While the most widely discussed elements of the Consolidated Appropriations Act of 2021 (CAA) relate to monetary relief for those affected by the COVID-19 pandemic, the act also includes new disclosure requirements for brokers and consultants providing services to ERISA health plans. Additionally, it effectively lays responsibility for policing compliance in the laps of plan fiduciaries.
In 2012, the US Department of Labor (DOL) issued regulations requiring certain service providers to employer-sponsored retirement plans to make detailed disclosures to plan fiduciaries about direct and indirect compensation they receive related to the services they provide. However, health and welfare plans were specifically excluded from these requirements. The CAA now creates similar disclosure requirements related to brokers and consultants for group health plans.

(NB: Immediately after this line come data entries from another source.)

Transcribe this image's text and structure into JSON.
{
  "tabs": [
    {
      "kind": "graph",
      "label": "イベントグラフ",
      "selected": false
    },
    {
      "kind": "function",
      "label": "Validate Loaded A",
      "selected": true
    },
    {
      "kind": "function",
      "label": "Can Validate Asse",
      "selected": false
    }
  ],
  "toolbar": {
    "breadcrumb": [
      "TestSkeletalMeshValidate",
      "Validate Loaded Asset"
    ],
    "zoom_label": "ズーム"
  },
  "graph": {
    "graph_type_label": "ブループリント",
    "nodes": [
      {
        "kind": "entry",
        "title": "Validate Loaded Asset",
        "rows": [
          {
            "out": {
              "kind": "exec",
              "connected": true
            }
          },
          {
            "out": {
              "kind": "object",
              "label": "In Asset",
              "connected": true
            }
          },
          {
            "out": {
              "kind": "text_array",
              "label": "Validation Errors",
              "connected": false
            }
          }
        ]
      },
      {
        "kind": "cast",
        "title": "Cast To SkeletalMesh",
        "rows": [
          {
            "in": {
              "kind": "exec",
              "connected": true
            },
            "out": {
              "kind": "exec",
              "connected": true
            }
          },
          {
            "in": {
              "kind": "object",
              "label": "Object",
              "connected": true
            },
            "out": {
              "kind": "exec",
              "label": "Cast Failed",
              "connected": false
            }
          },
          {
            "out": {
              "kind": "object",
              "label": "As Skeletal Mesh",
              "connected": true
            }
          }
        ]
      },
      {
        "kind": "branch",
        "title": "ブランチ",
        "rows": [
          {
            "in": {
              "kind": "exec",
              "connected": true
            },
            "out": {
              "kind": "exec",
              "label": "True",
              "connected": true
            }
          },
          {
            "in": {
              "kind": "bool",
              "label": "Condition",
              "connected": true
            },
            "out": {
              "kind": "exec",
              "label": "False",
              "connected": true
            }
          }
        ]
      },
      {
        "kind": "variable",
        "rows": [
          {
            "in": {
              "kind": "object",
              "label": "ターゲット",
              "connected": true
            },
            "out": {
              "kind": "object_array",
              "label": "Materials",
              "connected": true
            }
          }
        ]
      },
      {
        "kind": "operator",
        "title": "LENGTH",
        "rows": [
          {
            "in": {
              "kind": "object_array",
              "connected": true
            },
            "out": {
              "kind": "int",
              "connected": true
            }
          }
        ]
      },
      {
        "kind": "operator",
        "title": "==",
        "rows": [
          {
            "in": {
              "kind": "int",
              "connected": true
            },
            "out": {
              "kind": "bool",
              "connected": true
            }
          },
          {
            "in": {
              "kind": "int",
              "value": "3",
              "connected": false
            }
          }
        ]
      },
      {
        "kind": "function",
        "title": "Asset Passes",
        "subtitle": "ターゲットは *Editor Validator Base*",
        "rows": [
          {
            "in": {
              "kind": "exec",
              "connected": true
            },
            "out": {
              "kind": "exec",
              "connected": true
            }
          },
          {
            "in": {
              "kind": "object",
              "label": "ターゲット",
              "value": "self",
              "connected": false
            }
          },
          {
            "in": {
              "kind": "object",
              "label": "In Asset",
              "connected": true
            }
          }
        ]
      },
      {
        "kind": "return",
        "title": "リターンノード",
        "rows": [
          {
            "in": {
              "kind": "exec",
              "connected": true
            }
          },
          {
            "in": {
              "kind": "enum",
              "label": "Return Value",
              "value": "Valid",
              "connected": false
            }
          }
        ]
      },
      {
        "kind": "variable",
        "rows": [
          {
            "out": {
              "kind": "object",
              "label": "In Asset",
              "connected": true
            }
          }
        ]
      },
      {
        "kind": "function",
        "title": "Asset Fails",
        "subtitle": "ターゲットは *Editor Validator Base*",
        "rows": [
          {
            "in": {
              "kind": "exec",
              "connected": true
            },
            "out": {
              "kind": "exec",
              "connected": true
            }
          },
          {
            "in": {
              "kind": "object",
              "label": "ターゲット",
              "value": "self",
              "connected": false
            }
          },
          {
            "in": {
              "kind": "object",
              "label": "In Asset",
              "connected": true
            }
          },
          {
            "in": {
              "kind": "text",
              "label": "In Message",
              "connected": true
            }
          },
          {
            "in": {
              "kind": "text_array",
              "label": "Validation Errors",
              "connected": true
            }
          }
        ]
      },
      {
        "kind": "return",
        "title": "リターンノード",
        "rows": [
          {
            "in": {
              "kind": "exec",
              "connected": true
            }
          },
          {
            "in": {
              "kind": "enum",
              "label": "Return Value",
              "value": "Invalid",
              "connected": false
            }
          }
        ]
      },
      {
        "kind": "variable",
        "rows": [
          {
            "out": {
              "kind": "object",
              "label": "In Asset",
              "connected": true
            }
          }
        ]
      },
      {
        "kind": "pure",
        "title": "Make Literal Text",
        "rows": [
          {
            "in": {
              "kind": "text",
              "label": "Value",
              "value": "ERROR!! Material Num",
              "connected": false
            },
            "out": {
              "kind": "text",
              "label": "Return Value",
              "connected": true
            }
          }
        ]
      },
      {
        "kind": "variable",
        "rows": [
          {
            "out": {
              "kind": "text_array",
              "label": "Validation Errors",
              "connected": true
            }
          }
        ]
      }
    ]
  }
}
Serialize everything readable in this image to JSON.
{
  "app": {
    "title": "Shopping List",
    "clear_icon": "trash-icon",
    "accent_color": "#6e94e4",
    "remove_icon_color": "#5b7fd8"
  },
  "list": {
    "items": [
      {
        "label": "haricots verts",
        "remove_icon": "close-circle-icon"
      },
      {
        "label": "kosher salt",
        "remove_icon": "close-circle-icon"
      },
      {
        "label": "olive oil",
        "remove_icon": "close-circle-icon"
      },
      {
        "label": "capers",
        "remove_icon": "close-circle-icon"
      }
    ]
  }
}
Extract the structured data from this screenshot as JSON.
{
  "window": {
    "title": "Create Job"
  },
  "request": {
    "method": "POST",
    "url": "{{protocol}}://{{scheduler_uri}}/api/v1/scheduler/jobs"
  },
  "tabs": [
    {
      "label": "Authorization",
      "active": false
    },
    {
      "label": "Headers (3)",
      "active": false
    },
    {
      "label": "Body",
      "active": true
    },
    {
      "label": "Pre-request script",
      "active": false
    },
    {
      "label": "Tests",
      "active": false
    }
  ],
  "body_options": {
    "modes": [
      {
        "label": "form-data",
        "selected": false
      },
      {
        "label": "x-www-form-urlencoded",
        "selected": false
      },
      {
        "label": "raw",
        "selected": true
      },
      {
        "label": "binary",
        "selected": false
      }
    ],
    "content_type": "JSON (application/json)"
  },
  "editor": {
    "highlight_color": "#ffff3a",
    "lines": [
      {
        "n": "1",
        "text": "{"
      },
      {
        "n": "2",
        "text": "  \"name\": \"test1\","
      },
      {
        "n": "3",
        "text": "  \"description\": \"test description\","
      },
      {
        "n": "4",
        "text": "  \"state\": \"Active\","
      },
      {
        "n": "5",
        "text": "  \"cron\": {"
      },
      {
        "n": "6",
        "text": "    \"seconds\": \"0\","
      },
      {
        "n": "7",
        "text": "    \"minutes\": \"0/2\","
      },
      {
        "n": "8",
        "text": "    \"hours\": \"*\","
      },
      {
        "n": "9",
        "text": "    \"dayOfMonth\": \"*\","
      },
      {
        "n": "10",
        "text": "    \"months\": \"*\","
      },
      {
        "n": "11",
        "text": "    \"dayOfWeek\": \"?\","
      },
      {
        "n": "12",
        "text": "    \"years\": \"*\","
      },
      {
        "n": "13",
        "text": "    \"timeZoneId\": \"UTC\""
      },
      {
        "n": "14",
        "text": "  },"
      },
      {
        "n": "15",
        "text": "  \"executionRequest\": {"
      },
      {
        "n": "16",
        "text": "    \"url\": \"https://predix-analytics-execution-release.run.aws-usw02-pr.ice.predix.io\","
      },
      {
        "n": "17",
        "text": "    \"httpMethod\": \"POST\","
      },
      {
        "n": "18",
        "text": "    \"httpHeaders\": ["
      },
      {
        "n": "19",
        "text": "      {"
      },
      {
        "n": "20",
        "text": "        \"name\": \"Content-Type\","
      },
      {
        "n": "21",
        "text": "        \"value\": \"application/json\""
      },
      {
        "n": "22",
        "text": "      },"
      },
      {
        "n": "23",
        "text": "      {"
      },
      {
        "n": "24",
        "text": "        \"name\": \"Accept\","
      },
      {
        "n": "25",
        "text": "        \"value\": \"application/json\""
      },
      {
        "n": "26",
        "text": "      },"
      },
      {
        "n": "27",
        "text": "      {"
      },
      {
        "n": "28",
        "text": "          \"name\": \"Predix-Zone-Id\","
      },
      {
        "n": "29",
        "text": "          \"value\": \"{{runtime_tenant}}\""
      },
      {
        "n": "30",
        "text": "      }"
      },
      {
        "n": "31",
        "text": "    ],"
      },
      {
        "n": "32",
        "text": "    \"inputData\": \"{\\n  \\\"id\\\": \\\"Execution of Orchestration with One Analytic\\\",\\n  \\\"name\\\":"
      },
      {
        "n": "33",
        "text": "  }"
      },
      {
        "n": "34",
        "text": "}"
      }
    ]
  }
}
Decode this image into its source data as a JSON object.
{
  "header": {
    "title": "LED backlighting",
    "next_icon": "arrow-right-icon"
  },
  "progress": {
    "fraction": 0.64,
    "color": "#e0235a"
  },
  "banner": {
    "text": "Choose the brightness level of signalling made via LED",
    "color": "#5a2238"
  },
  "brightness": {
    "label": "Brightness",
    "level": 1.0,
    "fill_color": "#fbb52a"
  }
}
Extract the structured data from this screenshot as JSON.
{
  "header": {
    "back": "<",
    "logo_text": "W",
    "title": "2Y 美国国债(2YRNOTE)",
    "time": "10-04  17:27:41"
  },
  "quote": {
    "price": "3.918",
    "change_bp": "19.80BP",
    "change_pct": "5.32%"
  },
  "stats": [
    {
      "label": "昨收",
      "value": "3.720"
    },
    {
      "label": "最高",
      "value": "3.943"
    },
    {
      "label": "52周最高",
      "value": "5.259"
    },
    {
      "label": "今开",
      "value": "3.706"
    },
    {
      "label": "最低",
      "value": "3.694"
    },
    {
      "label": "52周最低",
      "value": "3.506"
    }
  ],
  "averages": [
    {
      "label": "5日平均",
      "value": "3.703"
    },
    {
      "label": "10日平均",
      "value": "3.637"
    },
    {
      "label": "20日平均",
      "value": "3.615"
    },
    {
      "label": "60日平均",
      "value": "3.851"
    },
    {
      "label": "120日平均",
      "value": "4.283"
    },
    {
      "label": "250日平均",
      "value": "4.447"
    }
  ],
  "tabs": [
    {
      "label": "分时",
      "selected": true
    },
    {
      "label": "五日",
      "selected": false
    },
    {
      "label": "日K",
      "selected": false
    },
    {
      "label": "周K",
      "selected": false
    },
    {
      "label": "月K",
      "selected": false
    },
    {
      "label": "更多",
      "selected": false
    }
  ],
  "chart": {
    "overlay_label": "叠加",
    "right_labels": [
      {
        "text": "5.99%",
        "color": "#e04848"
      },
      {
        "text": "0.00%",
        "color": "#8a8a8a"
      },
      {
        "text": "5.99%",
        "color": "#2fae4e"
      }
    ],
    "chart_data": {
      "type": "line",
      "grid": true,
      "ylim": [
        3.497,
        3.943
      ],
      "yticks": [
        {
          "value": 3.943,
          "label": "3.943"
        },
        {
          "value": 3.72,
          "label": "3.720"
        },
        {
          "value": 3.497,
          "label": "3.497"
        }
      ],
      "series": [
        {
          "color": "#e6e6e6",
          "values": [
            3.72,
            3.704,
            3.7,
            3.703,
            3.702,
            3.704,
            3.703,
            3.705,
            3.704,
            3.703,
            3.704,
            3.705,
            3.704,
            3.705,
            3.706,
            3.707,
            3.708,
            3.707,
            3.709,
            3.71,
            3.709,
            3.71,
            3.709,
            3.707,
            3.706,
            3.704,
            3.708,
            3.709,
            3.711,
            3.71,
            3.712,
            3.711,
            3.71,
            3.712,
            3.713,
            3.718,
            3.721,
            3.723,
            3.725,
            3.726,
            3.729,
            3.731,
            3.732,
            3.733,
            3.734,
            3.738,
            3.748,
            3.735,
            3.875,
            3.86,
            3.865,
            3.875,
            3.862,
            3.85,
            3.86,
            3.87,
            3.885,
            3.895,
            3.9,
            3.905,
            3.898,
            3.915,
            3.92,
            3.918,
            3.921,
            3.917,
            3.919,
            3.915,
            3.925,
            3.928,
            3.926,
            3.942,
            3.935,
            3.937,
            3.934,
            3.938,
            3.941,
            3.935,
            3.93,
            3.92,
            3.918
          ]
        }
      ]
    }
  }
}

The new disclosure requirements apply to service providers who reasonably expect to receive $1,000 or more direct and/or indirect compensation for brokerage services related to the selection of group health plan products such as medical, dental, vision, and stop-loss insurance; recordkeeping services; benefits administration; and pharmacy benefit management, among others. They also apply to those who expect to receive such compensation for consulting services provided to group health plans with respect to the development or implementation of plan design, insurance or insurance product selection, and the selection of service providers. They do not, however, apply to insurance providers or pharmacy benefit managers.
These disclosures are meant to reveal any conflicts of interest that may exist in the service provider’s relationships and also to provide plan fiduciaries with the information they need to comply with ERISA’s prohibited transaction rules. Prohibited transaction rules require fiduciaries to ensure that the terms of their contracts with service providers are “reasonable.” If a service provider fails to provide the necessary information, a plan fiduciary may be required to notify the DOL and terminate the contract. Otherwise, the fiduciary could risk personal liability for the fees paid by their plans for such services.
The new requirements apply to contracts for services executed, extended or renewed on or after December 27, 2021, but plan sponsors and fiduciaries should not wait to begin thinking about what it all means for their organization. Wise men and women will begin now to establish procedures for obtaining, evaluating, and documenting the required information. They should also make a plan for what they will do to protect their companies and themselves in the event the information is not provided.